Pensions - Articles - 31 is the magic number for pension engagement


Many people actively engage with their pension by 35 and over a third (35%) started planning for their retirement before turning 30. Beginning pension savings in your 20s could be worth £145,000 to your pension pot by the time you retire. But one in six (16%) British adults don’t have a pension – rising to 19% of women

 New research from M&G, a leading savings and investment firm, reveals that over a third (35%) of Brits, some 19 million people, started planning for their retirement before turning 30.

 The findings challenge the stereotype that younger generations are disengaged from long-term financial planning. In fact, the average age for pension awareness is 31, with many actively managing their retirement savings through consolidating pots, seeking advice or changing contributions, by age 35.
 
 The financial impact of starting to save when young is substantial. Someone who begins saving at age 23, the average age for entering full time work, could build a pension pot worth £596,000 by retirement age, assuming they are contributing 8% on average of their salary through auto enrolment. Wait until age 31, and this pot could be worth £450,000 at age 68. That’s a difference of £145,000 achieved with less than £20,000 in additional contributions thanks to compound growth and the impact of employer contributions.
 
 Anusha Mittal, Managing Director of Individual Life & Pensions at M&G, said: “Retirement shouldn’t feel like a distant or daunting concept, it’s simply the next chapter of your life, and one that can be shaped by the small decisions you make today. It’s positive to see that so many people take this approach by saving towards their future in their 20s and 30s. Starting to save when you begin working is one of the most powerful financial choices you can make. Even modest contributions in your 20s can grow into something substantial over time, especially when matched by your employer.”
 
 While the data highlights encouraging saving behaviour, it also found some worrying trends. One in five adults (20%), nearly 11 million people, don’t begin planning until age 40 or later and one in six (16%) have no pension at all, rising to one in five (19%) women. The study points to a complex mix of barriers preventing some starting saving at a younger age. One in three (30%) without a pension say they simply can’t afford to save, while a fifth (19%) say it’s because they don’t have a stable job or income.
 
 Among those who do have a pension, nearly half (44%) don’t know its value.

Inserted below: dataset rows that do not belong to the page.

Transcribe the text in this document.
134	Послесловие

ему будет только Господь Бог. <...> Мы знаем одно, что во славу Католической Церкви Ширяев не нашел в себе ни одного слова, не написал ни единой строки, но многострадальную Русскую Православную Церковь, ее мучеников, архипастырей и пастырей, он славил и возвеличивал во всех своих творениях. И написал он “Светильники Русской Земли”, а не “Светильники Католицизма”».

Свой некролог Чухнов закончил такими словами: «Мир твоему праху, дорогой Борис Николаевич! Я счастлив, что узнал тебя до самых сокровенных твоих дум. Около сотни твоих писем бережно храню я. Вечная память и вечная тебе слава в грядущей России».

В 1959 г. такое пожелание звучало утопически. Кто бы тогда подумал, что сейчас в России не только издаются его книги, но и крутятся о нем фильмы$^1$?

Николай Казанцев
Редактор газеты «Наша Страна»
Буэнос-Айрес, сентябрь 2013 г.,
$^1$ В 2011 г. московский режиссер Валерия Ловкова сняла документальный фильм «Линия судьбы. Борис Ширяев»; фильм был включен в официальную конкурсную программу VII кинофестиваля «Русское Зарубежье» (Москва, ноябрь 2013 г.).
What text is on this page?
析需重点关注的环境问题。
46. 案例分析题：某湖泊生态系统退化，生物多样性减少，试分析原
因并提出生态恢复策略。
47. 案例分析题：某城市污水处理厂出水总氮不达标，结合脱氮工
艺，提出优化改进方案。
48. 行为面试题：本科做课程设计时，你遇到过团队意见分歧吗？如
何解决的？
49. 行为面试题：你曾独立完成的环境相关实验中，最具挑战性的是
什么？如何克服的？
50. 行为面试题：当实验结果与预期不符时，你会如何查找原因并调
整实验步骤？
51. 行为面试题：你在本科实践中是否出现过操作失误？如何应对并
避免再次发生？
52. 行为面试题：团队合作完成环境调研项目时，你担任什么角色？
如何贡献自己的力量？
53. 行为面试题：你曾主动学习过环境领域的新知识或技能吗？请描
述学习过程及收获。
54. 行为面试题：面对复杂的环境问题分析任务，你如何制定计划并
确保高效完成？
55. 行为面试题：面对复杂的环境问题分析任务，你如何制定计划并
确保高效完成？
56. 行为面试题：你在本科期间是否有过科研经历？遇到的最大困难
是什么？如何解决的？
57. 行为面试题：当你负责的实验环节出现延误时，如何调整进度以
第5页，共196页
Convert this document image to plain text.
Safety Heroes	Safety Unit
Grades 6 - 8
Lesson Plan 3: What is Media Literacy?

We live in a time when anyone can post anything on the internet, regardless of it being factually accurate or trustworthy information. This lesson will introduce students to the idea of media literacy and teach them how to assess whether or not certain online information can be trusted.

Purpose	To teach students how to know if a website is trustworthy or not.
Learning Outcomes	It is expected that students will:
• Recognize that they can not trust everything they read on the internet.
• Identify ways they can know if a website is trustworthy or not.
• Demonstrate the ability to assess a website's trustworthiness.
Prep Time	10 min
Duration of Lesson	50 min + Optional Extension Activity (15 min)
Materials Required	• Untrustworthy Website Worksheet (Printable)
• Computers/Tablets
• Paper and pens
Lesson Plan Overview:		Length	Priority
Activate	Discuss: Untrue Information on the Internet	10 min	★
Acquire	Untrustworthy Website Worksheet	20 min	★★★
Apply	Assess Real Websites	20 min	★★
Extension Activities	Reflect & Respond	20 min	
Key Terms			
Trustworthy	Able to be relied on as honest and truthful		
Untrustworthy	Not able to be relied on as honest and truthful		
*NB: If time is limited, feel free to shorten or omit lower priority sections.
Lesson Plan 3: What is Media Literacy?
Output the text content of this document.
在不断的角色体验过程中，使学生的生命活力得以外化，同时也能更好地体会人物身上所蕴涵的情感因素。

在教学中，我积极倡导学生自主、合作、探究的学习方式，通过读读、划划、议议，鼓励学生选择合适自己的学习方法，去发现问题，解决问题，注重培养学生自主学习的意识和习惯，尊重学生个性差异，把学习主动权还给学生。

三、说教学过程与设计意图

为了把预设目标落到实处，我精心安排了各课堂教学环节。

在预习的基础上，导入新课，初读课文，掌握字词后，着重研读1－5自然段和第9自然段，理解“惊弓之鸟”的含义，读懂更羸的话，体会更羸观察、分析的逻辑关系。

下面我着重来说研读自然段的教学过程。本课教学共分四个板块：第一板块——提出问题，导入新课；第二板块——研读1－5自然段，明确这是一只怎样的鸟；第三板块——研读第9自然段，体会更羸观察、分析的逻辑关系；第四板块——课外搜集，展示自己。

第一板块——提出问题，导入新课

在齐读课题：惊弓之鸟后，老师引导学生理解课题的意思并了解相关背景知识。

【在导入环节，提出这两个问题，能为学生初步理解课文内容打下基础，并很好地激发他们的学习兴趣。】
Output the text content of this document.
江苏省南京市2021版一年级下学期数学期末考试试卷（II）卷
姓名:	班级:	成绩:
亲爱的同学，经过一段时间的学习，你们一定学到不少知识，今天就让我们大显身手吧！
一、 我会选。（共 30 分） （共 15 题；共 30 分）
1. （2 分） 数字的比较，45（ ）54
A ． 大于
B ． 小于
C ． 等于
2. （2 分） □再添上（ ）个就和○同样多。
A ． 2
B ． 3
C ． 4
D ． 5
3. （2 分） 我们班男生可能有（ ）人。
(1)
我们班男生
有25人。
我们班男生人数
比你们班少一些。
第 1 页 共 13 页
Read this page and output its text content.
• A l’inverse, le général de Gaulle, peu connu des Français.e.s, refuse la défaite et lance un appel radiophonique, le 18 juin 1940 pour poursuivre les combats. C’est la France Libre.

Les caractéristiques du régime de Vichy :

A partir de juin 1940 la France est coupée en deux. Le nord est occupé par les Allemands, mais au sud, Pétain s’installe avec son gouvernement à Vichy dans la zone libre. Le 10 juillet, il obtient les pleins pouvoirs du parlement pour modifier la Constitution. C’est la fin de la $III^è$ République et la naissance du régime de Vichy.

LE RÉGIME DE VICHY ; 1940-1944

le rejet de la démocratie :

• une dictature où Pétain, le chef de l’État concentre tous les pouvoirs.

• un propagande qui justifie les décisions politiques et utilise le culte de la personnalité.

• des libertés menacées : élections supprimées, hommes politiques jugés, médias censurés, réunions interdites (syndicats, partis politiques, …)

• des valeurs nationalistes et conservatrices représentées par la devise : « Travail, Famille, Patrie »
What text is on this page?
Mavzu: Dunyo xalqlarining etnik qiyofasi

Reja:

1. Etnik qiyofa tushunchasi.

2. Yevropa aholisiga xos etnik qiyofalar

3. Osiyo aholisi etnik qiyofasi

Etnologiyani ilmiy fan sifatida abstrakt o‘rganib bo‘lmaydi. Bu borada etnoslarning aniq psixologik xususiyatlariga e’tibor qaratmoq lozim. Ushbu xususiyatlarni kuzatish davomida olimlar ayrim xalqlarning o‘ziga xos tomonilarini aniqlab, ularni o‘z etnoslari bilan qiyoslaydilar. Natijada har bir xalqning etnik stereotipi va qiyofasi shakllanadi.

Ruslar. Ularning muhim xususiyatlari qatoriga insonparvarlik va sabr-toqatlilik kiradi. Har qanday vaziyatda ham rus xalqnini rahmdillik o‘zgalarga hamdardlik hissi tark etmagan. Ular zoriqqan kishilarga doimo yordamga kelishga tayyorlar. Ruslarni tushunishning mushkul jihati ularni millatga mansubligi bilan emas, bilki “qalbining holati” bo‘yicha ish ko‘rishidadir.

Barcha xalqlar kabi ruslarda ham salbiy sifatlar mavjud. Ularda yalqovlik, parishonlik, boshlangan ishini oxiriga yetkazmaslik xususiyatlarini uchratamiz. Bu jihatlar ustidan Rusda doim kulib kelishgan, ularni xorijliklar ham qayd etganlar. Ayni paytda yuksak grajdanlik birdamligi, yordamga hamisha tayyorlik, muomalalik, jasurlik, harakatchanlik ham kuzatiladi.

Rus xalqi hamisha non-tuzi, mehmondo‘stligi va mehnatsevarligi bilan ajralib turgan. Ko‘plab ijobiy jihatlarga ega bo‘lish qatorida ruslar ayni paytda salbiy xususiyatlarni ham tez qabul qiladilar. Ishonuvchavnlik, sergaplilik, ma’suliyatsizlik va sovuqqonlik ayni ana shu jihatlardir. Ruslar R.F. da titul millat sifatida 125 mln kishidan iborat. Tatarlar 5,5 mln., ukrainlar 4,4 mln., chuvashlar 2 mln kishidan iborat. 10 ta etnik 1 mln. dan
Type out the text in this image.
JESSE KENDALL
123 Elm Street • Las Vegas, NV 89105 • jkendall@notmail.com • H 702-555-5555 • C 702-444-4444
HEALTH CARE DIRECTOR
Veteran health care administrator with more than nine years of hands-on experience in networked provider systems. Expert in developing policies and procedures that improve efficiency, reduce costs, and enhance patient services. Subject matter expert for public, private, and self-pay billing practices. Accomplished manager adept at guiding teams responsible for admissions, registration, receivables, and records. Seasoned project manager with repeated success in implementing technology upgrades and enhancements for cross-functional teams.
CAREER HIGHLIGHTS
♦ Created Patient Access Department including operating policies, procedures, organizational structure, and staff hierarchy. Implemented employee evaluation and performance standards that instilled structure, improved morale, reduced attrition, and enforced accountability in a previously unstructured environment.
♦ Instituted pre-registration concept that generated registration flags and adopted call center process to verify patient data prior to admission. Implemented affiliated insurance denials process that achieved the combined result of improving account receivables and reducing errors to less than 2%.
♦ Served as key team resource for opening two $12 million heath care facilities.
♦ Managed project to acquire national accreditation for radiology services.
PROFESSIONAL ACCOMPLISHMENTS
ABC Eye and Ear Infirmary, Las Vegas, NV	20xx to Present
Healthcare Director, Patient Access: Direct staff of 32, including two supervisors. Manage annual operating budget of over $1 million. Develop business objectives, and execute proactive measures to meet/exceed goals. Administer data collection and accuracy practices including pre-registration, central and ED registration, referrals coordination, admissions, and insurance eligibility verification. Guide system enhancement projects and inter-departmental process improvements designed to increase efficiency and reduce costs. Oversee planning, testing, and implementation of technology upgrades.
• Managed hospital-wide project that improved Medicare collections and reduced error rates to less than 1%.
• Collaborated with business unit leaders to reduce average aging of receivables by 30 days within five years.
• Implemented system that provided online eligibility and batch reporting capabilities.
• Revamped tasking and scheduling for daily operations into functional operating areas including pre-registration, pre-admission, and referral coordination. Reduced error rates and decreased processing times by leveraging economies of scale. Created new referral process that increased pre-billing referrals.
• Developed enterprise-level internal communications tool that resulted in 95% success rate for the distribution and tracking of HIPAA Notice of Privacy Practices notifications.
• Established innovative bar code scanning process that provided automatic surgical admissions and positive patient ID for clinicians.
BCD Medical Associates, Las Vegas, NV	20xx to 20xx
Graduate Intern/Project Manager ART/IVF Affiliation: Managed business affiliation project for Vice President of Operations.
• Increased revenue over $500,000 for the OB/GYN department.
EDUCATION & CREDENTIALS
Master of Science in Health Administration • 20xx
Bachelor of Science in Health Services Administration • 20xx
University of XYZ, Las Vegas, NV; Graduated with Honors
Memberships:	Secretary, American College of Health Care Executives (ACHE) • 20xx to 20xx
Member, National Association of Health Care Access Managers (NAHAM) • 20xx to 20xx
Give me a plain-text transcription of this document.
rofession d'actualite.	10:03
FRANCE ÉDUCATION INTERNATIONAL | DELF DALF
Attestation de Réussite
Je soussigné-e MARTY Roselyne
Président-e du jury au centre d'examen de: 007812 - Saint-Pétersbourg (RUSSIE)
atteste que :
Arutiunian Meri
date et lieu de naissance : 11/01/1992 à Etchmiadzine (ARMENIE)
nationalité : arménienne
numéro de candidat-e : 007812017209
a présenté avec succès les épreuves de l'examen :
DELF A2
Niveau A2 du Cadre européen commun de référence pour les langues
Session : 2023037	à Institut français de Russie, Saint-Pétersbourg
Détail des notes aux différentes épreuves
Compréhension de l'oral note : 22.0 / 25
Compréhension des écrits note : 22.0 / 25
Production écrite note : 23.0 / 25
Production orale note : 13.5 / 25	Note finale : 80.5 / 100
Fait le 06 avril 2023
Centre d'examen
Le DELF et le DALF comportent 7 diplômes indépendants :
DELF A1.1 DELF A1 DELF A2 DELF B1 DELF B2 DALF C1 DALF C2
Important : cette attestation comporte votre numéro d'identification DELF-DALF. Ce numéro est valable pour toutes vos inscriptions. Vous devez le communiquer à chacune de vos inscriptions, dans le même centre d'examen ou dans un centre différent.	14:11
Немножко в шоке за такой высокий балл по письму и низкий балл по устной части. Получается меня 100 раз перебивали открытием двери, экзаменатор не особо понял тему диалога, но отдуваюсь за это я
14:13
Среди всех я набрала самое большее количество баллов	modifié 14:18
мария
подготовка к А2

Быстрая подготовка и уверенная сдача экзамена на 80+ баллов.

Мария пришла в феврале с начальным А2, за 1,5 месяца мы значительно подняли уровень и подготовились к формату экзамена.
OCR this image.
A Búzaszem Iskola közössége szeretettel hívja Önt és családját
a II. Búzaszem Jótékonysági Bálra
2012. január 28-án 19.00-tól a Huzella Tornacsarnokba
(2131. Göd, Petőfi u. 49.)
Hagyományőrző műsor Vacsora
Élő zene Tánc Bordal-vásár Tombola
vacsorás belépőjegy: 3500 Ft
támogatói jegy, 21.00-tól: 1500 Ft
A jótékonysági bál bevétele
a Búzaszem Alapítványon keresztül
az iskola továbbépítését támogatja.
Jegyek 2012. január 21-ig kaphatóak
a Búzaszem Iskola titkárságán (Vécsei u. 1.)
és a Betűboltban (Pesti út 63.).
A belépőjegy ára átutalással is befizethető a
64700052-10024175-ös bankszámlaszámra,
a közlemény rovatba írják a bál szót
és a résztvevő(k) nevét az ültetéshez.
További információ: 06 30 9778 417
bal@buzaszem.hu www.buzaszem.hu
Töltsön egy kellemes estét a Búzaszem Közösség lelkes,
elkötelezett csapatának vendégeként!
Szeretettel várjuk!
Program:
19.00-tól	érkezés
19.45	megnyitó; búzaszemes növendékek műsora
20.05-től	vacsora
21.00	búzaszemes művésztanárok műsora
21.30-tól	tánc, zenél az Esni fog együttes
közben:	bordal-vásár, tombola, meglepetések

Men with pensions are significantly more likely to know how much they’ve saved (59%) than women (43%), pointing to a gender gap in pension engagement that could compound over time.
 
 To help address this, M&G, in partnership with the Social Market Foundation, Britain’s leading non-partisan think tank, is advocating for a ‘pension checkup’, a simple accessible way for people to review their retirement savings and take timely action on a regular basis. The idea has strong public support, especially among younger adults with 42% of 18-24 year olds5 saying a one stop view of their pension would help them engage.
 
 The initiative forms part of M&G’s Reframing Retirement6 campaign, which is challenging outdated perceptions of retirement to encourage people to financially plan for their future.
 
 Anusha Mittal continued: “The good news is that it’s never about getting everything perfect from the start. It’s about building momentum. A regular pension check-up, just like a health check, can help you stay on track and make informed decisions. The earlier you engage, the more freedom and confidence you’ll have later on.”